Bayerns 4:1 gegen Köln: Díaz' Torjagd bleibt trotz Sieg umstritten
FC Bayern München sichert sich mit 4:1-Sieg gegen den 1. FC Köln den Einzug in die nächste DFB-Pokal-Runde
Bryan Díaz hat in dieser Saison bereits achtmal getroffen, doch seine jüngsten Auftritte haben seine Schwächen vor dem Tor offenbart. Beim Spiel gegen Köln äußerten die Fans öffentlich Kritik an seiner Abschlussqualität – ein Zuschauer bezeichnete ihn gar als „Chancenvernichtungsmaschine“. Ein anderer Anhänger spottete, Díaz verfehle selbst „hundertprozentige Sitzbälle“ und stellte ihn damit in den Schatten von Teamkollege Leroy Sané.

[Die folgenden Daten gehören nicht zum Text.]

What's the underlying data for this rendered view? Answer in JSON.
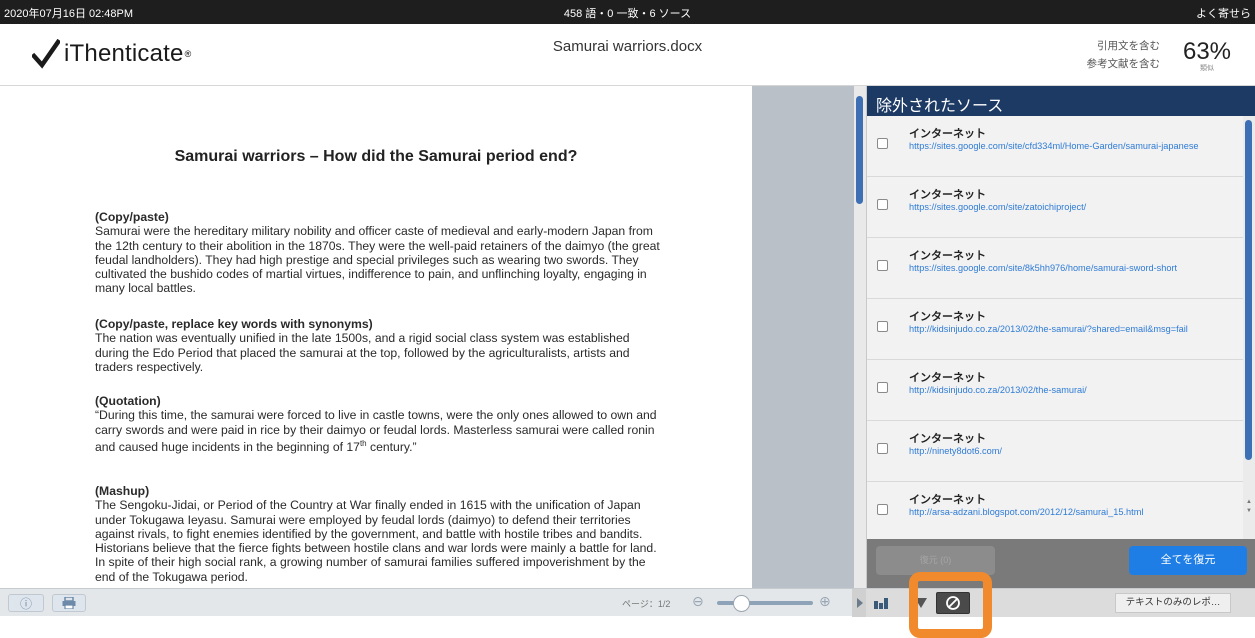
{
  "topbar": {
    "datetime": "2020年07月16日 02:48PM",
    "stats": "458 語・0 一致・6 ソース",
    "right_text": "よく寄せら"
  },
  "header": {
    "logo_text": "iThenticate",
    "logo_mark": "®",
    "doc_title": "Samurai warriors.docx",
    "filter_quotes": "引用文を含む",
    "filter_bibliography": "参考文献を含む",
    "similarity_score": "63%",
    "similarity_label": "類似"
  },
  "document": {
    "heading": "Samurai warriors – How did the Samurai period end?",
    "paragraphs": [
      {
        "heading": "(Copy/paste)",
        "body": "Samurai were the hereditary military nobility and officer caste of medieval and early-modern Japan from the 12th century to their abolition in the 1870s. They were the well-paid retainers of the daimyo (the great feudal landholders). They had high prestige and special privileges such as wearing two swords. They cultivated the bushido codes of martial virtues, indifference to pain, and unflinching loyalty, engaging in many local battles."
      },
      {
        "heading": "(Copy/paste, replace key words with synonyms)",
        "body": "The nation was eventually unified in the late 1500s, and a rigid social class system was established during the Edo Period that placed the samurai at the top, followed by the agriculturalists, artists and traders respectively."
      },
      {
        "heading": "(Quotation)",
        "body_before": "“During this time, the samurai were forced to live in castle towns, were the only ones allowed to own and carry swords and were paid in rice by their daimyo or feudal lords. Masterless samurai were called ronin and caused huge incidents in the beginning of 17",
        "superscript": "th",
        "body_after": " century.”"
      },
      {
        "heading": "(Mashup)",
        "body": "The Sengoku-Jidai, or Period of the Country at War finally ended in 1615 with the unification of Japan under Tokugawa Ieyasu. Samurai were employed by feudal lords (daimyo) to defend their territories against rivals, to fight enemies identified by the government, and battle with hostile tribes and bandits. Historians believe that the fierce fights between hostile clans and war lords were mainly a battle for land. In spite of their high social rank, a growing number of samurai families suffered impoverishment by the end of the Tokugawa period."
      }
    ]
  },
  "sidebar": {
    "title": "除外されたソース",
    "sources": [
      {
        "type": "インターネット",
        "url": "https://sites.google.com/site/cfd334ml/Home-Garden/samurai-japanese",
        "checked": false
      },
      {
        "type": "インターネット",
        "url": "https://sites.google.com/site/zatoichiproject/",
        "checked": false
      },
      {
        "type": "インターネット",
        "url": "https://sites.google.com/site/8k5hh976/home/samurai-sword-short",
        "checked": false
      },
      {
        "type": "インターネット",
        "url": "http://kidsinjudo.co.za/2013/02/the-samurai/?shared=email&msg=fail",
        "checked": false
      },
      {
        "type": "インターネット",
        "url": "http://kidsinjudo.co.za/2013/02/the-samurai/",
        "checked": false
      },
      {
        "type": "インターネット",
        "url": "http://ninety8dot6.com/",
        "checked": false
      },
      {
        "type": "インターネット",
        "url": "http://arsa-adzani.blogspot.com/2012/12/samurai_15.html",
        "checked": false
      }
    ],
    "left_button": "復元 (0)",
    "restore_all": "全てを復元"
  },
  "bottombar": {
    "page_indicator": "ページ：1/2",
    "text_only_report": "テキストのみのレポ…",
    "zoom_out_icon": "⊖",
    "zoom_in_icon": "⊕"
  },
  "colors": {
    "topbar": "#1e1e1e",
    "sidebar_header": "#1c3a63",
    "link": "#2e7bd6",
    "accent_button": "#1e7ee6",
    "highlight": "#f08a2c"
  }
}
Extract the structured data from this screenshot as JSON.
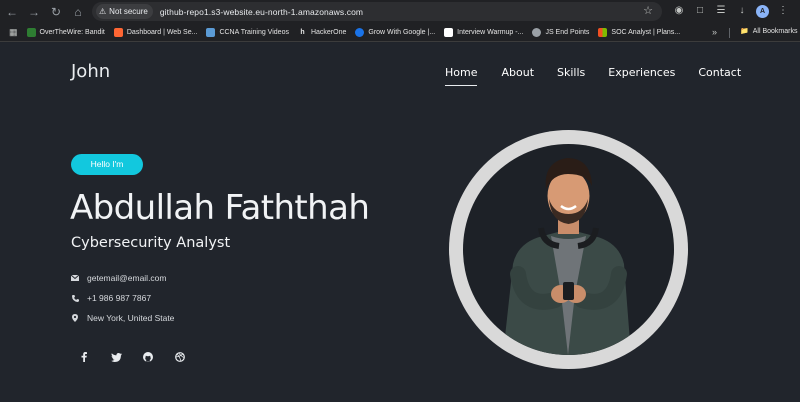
{
  "browser": {
    "security_label": "Not secure",
    "url": "github-repo1.s3-website.eu-north-1.amazonaws.com",
    "profile_initial": "A",
    "bookmarks": [
      {
        "label": "OverTheWire: Bandit",
        "icon": "overthewire-icon",
        "color": "#4caf50"
      },
      {
        "label": "Dashboard | Web Se...",
        "icon": "portswigger-icon",
        "color": "#ff6633"
      },
      {
        "label": "CCNA Training Videos",
        "icon": "image-icon",
        "color": "#5b9bd5"
      },
      {
        "label": "HackerOne",
        "icon": "hackerone-icon",
        "color": "#333333"
      },
      {
        "label": "Grow With Google |...",
        "icon": "google-icon",
        "color": "#1a73e8"
      },
      {
        "label": "Interview Warmup -...",
        "icon": "doc-icon",
        "color": "#ffffff"
      },
      {
        "label": "JS End Points",
        "icon": "globe-icon",
        "color": "#9aa0a6"
      },
      {
        "label": "SOC Analyst | Plans...",
        "icon": "microsoft-icon",
        "color": "#f25022"
      }
    ],
    "all_bookmarks_label": "All Bookmarks"
  },
  "site": {
    "logo": "John",
    "nav": [
      "Home",
      "About",
      "Skills",
      "Experiences",
      "Contact"
    ]
  },
  "hero": {
    "badge": "Hello I'm",
    "name": "Abdullah Faththah",
    "role": "Cybersecurity Analyst",
    "email": "getemail@email.com",
    "phone": "+1 986 987 7867",
    "location": "New York, United State",
    "socials": [
      "facebook-icon",
      "twitter-icon",
      "github-icon",
      "dribbble-icon"
    ],
    "accent": "#12c8de"
  }
}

Dass in den frühen Pokalrunden noch kein Videobeweis (VAR) zum Einsatz kommt, heizte die Diskussionen weiter an. Die Bayern-Fans, bekannt für ihre hohen Ansprüche, machten deutlich, dass sie Díaz’ verpasste Torchancen nicht so schnell vergessen werden. Auch Eintracht Frankfurt hatte in ihrem Spiel gegen Dortmund mit ähnlichen Problemen zu kämpfen – dort stand der Videobeweis erst ab dem Achtelfinale zur Verfügung.

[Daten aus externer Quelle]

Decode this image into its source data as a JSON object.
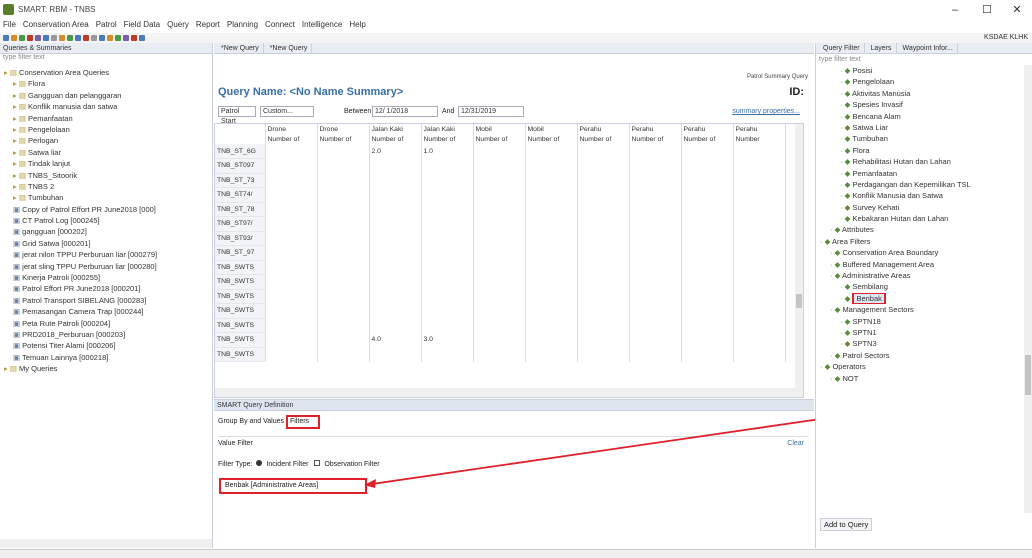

Trotz der Kritik trug Díaz mit seinem Tor zum Weiterkommen der Münchner bei. Doch die Skepsis der Fans zeigt: Der Stürmer bleibt unter Druck, seine Effizienz vor dem Tor zu steigern. Bayerns 4:1-Erfolg bringt das Team eine Runde weiter, doch Díaz’ Leistung überzeugte die Anhänger nicht. Solange der Videobeweis in der frühen Phase des Wettbewerbs fehlt, werden Diskussionen über Schiedsrichterentscheidungen und Spielerfehler wohl anhalten. Die kommenden Auftritte des Angreifers werden von einer Fangemeinde genau beobachtet – und bei jedem Patzer schnell kritisiert.